Studio album by Irina Allegrova
- Released: 1992
- Genre: Pop
- Language: Russian
- Label: ZeKo
- Producer: Igor Nikolayev

Irina Allegrova chronology
|  | Strannik moy (1992) | Suzheny moy... (1994) |

= Strannik moy =

Strannik moy (Странник мой; ) is the debut solo studio album by Russian singer Irina Allegrova released in 1992 through ZeKo Records.

==Overview==
The words and music of almost all the songs in the album belong to Igor Nikolayev.

The album was a great success. Several songs from the album were included in the final hit parade Zvukovaya dorozhka of the newspaper Moskovskij Komsomolets for 1991: "Fotografiya 9х12" took fourth place, "Ne bylo pechali" – sixth, "Strannik moy" – ninth, and Allegrova herself was recognized by readers as the best singer of the year. The song "Strannik moy" also became the winner of the Pesnya goda diploma. The composition 	"Moy laskovy i nezhny zver" was performed by the singer back in the days of her participation in the band Electroclub, it also took part in the selection for Pesnya goda–90, but did not make it to the finals.

With this program, Allegrova gave five sold-out concerts in three days at the Olympic Stadium in 1992 under the title "Don't Fly Away, Love".Subsequently, the songs "Fotografiya 9х12" and "Strannik moy" became considered the artist's signature songs and classics of Russian pop music.

==Critical reception==
The columnist of the magazine Krugozor Tatyana Tyurina wrote: "Her heroine is a beautiful, smart, modern woman who knows how to love and wants to be loved. We listen to Allegrova's songs, and it seems that this is a confession about herself, about happy or not so happy love, about doubts and hopes. The singer finds her own timbre, new colors for the performance of each song.

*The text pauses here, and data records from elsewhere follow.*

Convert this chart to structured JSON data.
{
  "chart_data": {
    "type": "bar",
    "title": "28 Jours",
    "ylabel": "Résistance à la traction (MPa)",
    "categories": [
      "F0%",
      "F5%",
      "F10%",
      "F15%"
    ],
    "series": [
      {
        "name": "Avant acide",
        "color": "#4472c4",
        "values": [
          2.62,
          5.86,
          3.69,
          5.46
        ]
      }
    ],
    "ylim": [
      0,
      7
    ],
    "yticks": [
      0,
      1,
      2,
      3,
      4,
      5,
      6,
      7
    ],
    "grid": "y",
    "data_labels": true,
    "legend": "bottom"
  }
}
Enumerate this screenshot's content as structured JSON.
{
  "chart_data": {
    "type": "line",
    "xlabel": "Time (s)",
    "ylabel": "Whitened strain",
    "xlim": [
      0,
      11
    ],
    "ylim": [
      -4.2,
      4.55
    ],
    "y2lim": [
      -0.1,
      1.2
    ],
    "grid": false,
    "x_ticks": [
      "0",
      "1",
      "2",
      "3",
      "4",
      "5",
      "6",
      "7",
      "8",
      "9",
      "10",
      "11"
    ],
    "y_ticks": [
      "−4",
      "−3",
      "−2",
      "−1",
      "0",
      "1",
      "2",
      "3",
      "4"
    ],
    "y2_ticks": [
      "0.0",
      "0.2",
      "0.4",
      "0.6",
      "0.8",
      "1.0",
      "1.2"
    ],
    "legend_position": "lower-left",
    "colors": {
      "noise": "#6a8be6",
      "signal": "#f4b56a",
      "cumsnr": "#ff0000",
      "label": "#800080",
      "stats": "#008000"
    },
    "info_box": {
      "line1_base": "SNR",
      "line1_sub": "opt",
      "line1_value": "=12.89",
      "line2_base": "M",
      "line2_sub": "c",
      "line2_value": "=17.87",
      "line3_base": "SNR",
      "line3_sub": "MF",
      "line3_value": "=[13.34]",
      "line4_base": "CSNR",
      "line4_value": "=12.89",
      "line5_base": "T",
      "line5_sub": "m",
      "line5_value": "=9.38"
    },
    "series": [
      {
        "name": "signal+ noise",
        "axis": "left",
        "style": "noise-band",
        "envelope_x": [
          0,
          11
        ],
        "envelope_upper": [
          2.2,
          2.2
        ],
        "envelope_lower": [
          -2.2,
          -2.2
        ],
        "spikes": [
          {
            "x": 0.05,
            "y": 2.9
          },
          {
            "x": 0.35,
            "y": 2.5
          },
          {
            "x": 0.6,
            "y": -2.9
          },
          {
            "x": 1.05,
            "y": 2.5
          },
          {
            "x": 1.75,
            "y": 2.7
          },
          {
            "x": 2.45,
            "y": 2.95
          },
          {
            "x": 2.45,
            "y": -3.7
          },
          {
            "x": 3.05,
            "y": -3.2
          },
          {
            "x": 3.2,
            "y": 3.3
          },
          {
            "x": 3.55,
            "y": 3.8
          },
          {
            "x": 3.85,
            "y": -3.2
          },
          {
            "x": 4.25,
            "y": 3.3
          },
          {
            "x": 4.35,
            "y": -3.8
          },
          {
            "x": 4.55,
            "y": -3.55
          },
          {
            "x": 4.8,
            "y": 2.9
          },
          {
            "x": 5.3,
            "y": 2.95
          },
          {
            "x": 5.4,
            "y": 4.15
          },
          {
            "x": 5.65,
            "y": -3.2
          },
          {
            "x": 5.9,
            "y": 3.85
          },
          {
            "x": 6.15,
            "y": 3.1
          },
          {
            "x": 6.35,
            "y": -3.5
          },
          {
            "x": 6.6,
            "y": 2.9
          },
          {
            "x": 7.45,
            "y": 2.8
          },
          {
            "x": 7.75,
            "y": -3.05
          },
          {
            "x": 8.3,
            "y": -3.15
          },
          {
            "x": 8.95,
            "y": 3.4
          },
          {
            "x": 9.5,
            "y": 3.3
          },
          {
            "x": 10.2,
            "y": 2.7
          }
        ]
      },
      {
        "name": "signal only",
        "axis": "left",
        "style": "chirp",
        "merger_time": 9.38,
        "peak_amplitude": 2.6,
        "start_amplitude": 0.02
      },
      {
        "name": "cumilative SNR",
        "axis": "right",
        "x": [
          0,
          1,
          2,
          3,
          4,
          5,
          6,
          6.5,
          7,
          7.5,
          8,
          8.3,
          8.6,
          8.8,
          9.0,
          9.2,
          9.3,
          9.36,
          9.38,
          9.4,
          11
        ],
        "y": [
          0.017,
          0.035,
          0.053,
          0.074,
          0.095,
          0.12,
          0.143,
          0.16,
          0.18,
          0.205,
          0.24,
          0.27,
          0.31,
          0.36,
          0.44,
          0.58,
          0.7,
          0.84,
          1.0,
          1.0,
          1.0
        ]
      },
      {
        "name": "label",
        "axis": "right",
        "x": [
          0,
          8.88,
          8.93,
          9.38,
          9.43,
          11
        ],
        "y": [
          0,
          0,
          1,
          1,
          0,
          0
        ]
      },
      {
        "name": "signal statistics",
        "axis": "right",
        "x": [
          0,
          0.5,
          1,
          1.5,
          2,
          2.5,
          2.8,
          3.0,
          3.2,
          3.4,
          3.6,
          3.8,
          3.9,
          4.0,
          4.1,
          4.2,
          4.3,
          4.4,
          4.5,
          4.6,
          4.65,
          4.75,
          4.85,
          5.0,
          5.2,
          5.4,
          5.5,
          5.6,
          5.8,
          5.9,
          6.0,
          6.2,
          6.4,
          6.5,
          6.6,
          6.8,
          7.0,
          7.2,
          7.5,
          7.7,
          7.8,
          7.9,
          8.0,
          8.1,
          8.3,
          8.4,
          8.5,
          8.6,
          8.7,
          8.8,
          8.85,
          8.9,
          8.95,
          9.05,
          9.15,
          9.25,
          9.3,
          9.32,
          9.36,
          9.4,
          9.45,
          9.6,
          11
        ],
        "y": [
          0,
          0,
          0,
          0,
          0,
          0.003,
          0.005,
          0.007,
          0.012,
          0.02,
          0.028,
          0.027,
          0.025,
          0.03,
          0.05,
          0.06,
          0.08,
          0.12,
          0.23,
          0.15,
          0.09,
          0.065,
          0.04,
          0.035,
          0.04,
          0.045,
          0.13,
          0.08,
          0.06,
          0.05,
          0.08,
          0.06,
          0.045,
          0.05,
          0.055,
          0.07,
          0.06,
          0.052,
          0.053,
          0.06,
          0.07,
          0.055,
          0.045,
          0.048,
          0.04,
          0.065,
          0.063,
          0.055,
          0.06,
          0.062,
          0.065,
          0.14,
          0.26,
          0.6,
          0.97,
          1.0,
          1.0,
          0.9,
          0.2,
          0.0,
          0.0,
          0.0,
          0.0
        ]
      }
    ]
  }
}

And what is interesting: no matter how big the hall is, but when Irina Allegrova comes on stage and her songs begin to sound, it seems as if the walls narrow and that trusting atmosphere is created, giving birth to an extraordinary silence, in which everyone seems to be alone with themselves".

==Track listing==

LP edition
| No. | Title | Writer(s) | Length |
|---|---|---|---|
| 1. | "Kak ya soskuchilas" |  | 4:11 |
| 2. | "Strannik moy" |  | 3:06 |
| 3. | "Glupy malchishka" |  | 3:45 |
| 4. | "Ne bylo pechali" |  | 4:53 |
| 5. | "Moy laskovy i nezhny zver" | Sergey Sigarev; Nikolayev; | 4:05 |
| 6. | "Verte v lyubov, devchonki" |  | 2:41 |
| 7. | "Fotografiya 9х12" |  | 3:25 |
| 8. | "Ne uletay, lyubov!" |  | 4:05 |
| Total length: |  |  | 30:11 |

Compact cassette edition
| No. | Title | Writer(s) | Length |
|---|---|---|---|
| 1. | "Kak ya soskuchilas" |  | 4:11 |
| 2. | "Strannik moy" |  | 3:06 |
| 3. | "Glupy malchishka" |  | 3:45 |
| 4. | "Ne bylo pechali" |  | 4:53 |
| 5. | "Svechka, svechechka, svecha" |  | 3:57 |
| 6. | "Mladshy leytenant" |  | 3:45 |
| 7. | "Igrushka" | Pavel Zhagun; Nikolayev; | 3:51 |
| 8. | "Moy laskovy i nezhny zver" | Sigarev; Nikolayev; | 4:05 |
| 9. | "Verte v lyubov, devchonki" |  | 2:41 |
| 10. | "Fotografiya 9х12" |  | 3:25 |
| 11. | "Ne uletay, lyubov!" |  | 4:05 |
| 12. | "Tranzit" | Larisa Rubalskaya; Viktor Chaika; | 4:06 |
| 13. | "Babnik" | Simon Osiashvili; Chaika; | 3:34 |
| Total length: |  |  | 49:24 |

==Personnel==
- Irina Allegrova – vocals
- Igor Nikolayev – arrangement, keyboards, computer
- Igor Piskaryov, Segey Pavlov – photography, design

Credits are adapted from the album's liner notes.